We’re close to a future where people won’t browse the internet anymore—AI tools will do it for us. As these tools gain more traction, content creators will have to figure out how to get AI tools to cite them. Instead of just worrying about SEO, we’ll have to convince the AI tools that our content is worthy of being included—and, crucially, cited—in the output, so people click through.
But what criteria do AI tools use to select content when browsing? I decided to ask the most authoritative source I could find: ChatGPT itself.
Of course, I trust but verify, so I combined its explanations with my own testing, and compiled this guide based on the most recent available version of GPT-4.
A word of caution: ChatGPT (along with all AI chatbots) is often updated, so the way it prioritizes content is evolving. I’d expect that how AI chooses its sources will change frequently and, like Google’s ranking criteria, remain relatively opaque. The insights here are mostly based on my testing and tinkering with the models, as well as my experience of how the models work under the hood.
With that in mind, here are some of the criteria that ChatGPT is using to decide what to surface when it browses the internet.
1. Multiple, precise keywords
Many popular AI tools display their search queries as they browse, offering a glimpse into how they interpret requests and the types of terms they commonly use. (Note: if the tool doesn’t show its search terms, you can prompt it to reveal the terms it used.)
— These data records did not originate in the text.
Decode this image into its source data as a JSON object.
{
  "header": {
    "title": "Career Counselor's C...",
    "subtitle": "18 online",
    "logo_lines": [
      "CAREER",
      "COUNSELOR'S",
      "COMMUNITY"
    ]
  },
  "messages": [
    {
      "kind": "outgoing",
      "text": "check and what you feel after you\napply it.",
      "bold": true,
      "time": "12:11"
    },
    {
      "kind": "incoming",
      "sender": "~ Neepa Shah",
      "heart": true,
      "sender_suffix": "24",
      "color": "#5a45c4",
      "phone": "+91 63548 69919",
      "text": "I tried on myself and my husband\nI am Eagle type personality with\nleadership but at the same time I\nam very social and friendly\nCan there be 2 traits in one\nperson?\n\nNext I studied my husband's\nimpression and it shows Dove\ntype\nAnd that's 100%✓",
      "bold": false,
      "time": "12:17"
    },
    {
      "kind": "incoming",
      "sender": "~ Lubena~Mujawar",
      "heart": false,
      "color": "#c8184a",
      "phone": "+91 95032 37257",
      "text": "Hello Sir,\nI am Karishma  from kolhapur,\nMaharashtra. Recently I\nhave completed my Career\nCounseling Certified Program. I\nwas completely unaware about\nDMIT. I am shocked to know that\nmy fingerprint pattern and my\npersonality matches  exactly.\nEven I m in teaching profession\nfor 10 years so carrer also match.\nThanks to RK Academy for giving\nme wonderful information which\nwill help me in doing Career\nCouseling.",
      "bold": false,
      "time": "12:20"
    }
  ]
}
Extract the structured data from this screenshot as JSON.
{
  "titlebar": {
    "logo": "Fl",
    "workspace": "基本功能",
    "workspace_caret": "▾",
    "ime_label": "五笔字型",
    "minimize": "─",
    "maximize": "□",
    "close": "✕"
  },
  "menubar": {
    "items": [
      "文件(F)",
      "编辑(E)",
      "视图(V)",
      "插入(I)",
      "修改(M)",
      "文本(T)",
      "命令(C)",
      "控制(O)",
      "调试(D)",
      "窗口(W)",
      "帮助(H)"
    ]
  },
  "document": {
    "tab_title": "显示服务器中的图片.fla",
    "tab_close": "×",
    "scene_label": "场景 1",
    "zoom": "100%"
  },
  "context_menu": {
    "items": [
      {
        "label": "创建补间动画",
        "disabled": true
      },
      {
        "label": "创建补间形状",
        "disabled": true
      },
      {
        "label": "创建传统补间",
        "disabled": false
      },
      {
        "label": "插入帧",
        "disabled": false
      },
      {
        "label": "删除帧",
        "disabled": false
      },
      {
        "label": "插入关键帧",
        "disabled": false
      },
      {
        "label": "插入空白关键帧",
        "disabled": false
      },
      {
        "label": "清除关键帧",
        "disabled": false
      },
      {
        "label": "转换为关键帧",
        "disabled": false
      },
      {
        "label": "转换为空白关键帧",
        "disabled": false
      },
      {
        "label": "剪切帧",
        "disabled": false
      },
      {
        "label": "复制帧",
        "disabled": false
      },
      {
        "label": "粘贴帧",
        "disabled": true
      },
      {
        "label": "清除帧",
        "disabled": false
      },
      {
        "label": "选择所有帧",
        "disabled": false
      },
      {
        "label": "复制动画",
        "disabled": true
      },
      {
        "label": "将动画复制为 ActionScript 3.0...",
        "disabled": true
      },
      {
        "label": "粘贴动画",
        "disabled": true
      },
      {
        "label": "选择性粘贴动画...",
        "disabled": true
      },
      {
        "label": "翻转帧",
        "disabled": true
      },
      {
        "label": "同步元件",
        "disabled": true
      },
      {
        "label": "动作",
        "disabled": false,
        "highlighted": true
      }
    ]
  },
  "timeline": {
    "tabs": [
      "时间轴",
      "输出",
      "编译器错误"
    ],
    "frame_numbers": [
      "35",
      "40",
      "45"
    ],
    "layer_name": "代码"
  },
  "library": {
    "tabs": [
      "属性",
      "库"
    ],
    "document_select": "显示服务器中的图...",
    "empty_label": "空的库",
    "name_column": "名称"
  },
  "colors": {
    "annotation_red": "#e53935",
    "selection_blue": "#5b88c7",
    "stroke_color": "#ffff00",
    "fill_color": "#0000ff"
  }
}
The first thing you’ll likely notice is that these tools typically use multiple search queries, review multiple sites, and then aggregate the results. That means that if you want them to find your site, you need to consider your ranking across several terms, not just one. Tools like Perplexity might use multiple search terms simultaneously, while ChatGPT tends to sequentially search based on the results they initially find.
Importantly though, they don’t search quite the same way as many humans do. As far as I’ve found, the tools tend to translate the search question into a statement—they don’t use the question text. So while humans might enter “How do I fix a leaky faucet?” the AI will alter it to something like “how to fix a leaky faucet detailed guide.” (It’s kind of like how DALL·E 3 will alter your prompts for you to get you what it thinks are better results.)
When the AI tool creates search terms, it attempts to make the terms concise and as specific as possible. ChatGPT tells me it will choose “fix leaky faucet” rather than just “faucet problem” to get more specific answers. This checked out when I tested it.
ChatGPT—so it tells me—may also attempt to use terms that are specialized to an industry, which is handy when you might not know what those terms are. For instance, instead of “sustainable building materials,” it claims it might use “eco-friendly materials for green construction.” However, my experience with this was mixed—it frequently parroted my terms in its search instead of zhuzhing them up.
2. Search intent
ChatGPT also claims it tries to figure out your intent from your prompt and translates this into its search terms. When I tested this, it did indeed check out: the AI will pretty consistently attempt to figure out your intent and often append “intent terms” like “tutorial,” “guide,” or “examples.” As a result, the sites it surfaced and cited frequently had these exact terms in the page title.
3. Recency
Tools like ChatGPT have the ability to use a recency filter to find the most up-to-date information. You do too—most search engines let you search within the last week or month—but AI tools seem to lean on this functionality a lot.
That means that for any content that benefits from recent information, including trends, it needs to be really new to make it into that cutoff. Recency, of course, matters in search engine rankings, too, but with AI tools, this cutoff can be especially short—in extreme cases, that same day or the day before. When I asked about trends, I found the AI tools will often only consider results within the last week or month.
Sometimes, to surface new information, the tools append a year on the search query. But because the models are only updated every once in a while, sometimes it searches for the previous year (oops). They also add terms like “current,” “latest,” or “recent,” instead of or in conjunction with using the date cutoff.
4. Credibility
Currently, AI tools appear to assess and prioritize search results using criteria familiar to SEO and content specialists. Echoing Google’s E-E-A-T (Experience, Expertise, Authoritativeness, Trustworthiness) framework, AI tools favor authoritative sources with a well-established online presence.
Tools like ChatGPT appear to already do a reasonable job of assessing the credibility of the sources it pulls up through its search function. It gives high marks for information by well-known outlets and objective sources, prioritizes information it considers comprehensive, and gives high marks to blogs of reputable brands.
It also seems to prefer official sources for certain types of information. When I asked it for information about public health guidelines, legal regulations, or statistical data, ChatGPT tended to consider official government or international organizations’ websites the most trustworthy. For example, when searching for information about new regulations coming into effect in Canada, it used only the official website rather than the approximately one million law firms who wrote content about it.